Sample Generation#
The techniques used to generate the samples when the --generate-samples flag is used are discussed below.
Inverse Transform Sampling#
For continuous and discrete variables that are not the user-input variable, the samples are generated using the respective distribution, \(f\), for \(N\) number of samples.
\(N\) random, uniformly distributed, well-spaced samples on interval [0, 1] are generated. These samples are input into the distribution’s cumulative density function, \(CDF\), to acquire samples according to distribution \(f\) that are random and well-spaced.
Fig. 11 An exponential distribution with vertical black dashed lines at 10% intervals of the \(CDF\).
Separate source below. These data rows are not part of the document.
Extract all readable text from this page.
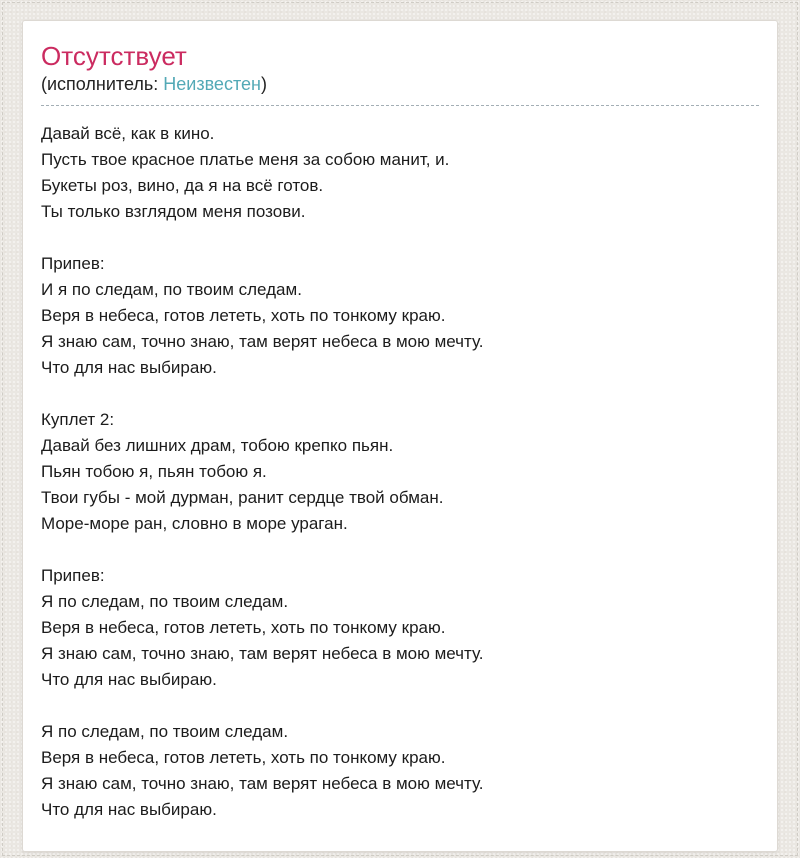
Отсутствует
(исполнитель: Неизвестен)
Давай всё, как в кино.
Пусть твое красное платье меня за собою манит, и.
Букеты роз, вино, да я на всё готов.
Ты только взглядом меня позови.
Припев:
И я по следам, по твоим следам.
Веря в небеса, готов лететь, хоть по тонкому краю.
Я знаю сам, точно знаю, там верят небеса в мою мечту.
Что для нас выбираю.
Куплет 2:
Давай без лишних драм, тобою крепко пьян.
Пьян тобою я, пьян тобою я.
Твои губы - мой дурман, ранит сердце твой обман.
Море-море ран, словно в море ураган.
Припев:
Я по следам, по твоим следам.
Веря в небеса, готов лететь, хоть по тонкому краю.
Я знаю сам, точно знаю, там верят небеса в мою мечту.
Что для нас выбираю.
Я по следам, по твоим следам.
Веря в небеса, готов лететь, хоть по тонкому краю.
Я знаю сам, точно знаю, там верят небеса в мою мечту.
Что для нас выбираю.
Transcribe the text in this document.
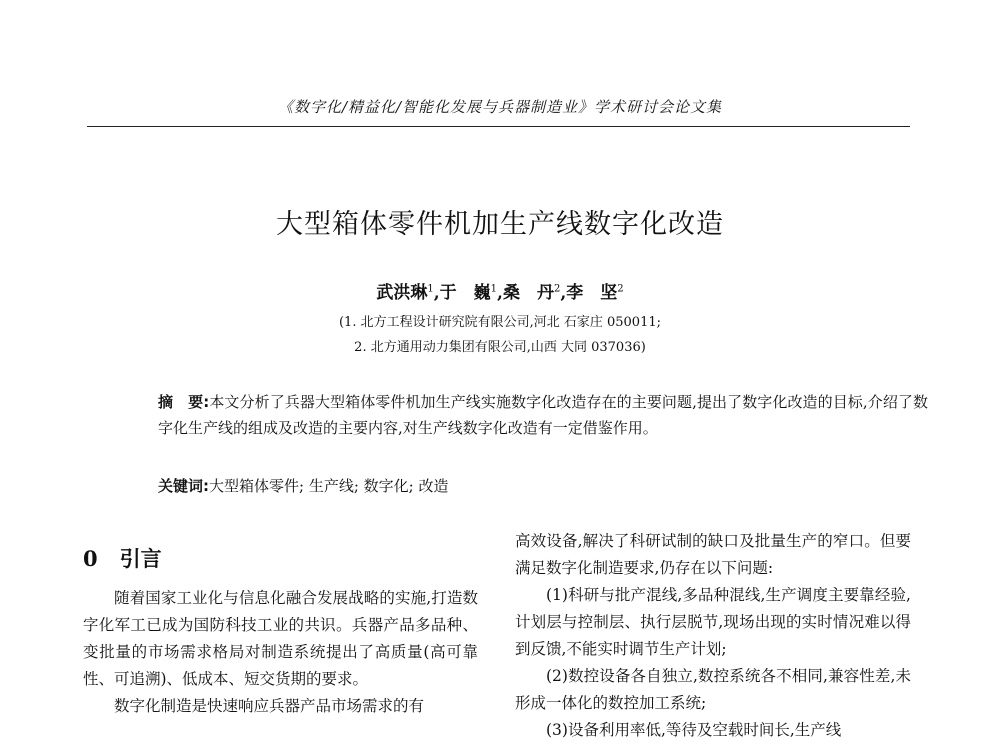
《数字化/精益化/智能化发展与兵器制造业》学术研讨会论文集
大型箱体零件机加生产线数字化改造
武洪琳$^1$,于　巍$^1$,桑　丹$^2$,李　坚$^2$
(1. 北方工程设计研究院有限公司,河北 石家庄 050011;
2. 北方通用动力集团有限公司,山西 大同 037036)
摘　要:本文分析了兵器大型箱体零件机加生产线实施数字化改造存在的主要问题,提出了数字化改造的目标,介绍了数字化生产线的组成及改造的主要内容,对生产线数字化改造有一定借鉴作用。
关键词:大型箱体零件; 生产线; 数字化; 改造
0 引言

随着国家工业化与信息化融合发展战略的实施,打造数字化军工已成为国防科技工业的共识。兵器产品多品种、变批量的市场需求格局对制造系统提出了高质量(高可靠性、可追溯)、低成本、短交货期的要求。

数字化制造是快速响应兵器产品市场需求的有

高效设备,解决了科研试制的缺口及批量生产的窄口。但要满足数字化制造要求,仍存在以下问题:

(1)科研与批产混线,多品种混线,生产调度主要靠经验,计划层与控制层、执行层脱节,现场出现的实时情况难以得到反馈,不能实时调节生产计划;

(2)数控设备各自独立,数控系统各不相同,兼容性差,未形成一体化的数控加工系统;

(3)设备利用率低,等待及空载时间长,生产线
The green dots show the sample randomly generated on each interval.#
Generating the samples according to the above figure ensures that the samples are random and well-spaced.
The ContinuousVariable class uses this method when the \(CDF\) can be solved for. When this fails, the acceptance-rejection sampling method is used.
Acceptance-Rejection Sampling#
This method generates:
An \(x\) value over the variable’s support range
The corresponding \(f(x)\)
A \(y\) value over range [0, \(max(f(x))\)]
If \(y \leq f(x)\), the \(x\) value is accepted. If \(y > f(x)\), the value is rejected. This process is repeated until all \(N\) samples have been generated.
Fig. 12 An exponential distribution with green upper triangles as the accepted points and the red upside down triangles as the rejected points.#
The acceptance-rejection sampling method is often computationally expensive due to the large number of samples that are rejected, and the samples aren’t as well-spaced as the inverse transform sampling method.
This is the sampling method used for both sample generation for the run matrix files and the resample values for the ProbabilityBox in the user-input ContinuousVariable.
Sampling from a Set#
This method uses the probabilities associated with a certain value and samples randomly from the given x-values and corresponding probabilities. This method is used for both sample generation for the run matrix files and the resample values for the ProbabilityBox in the user-input DiscreteVariable.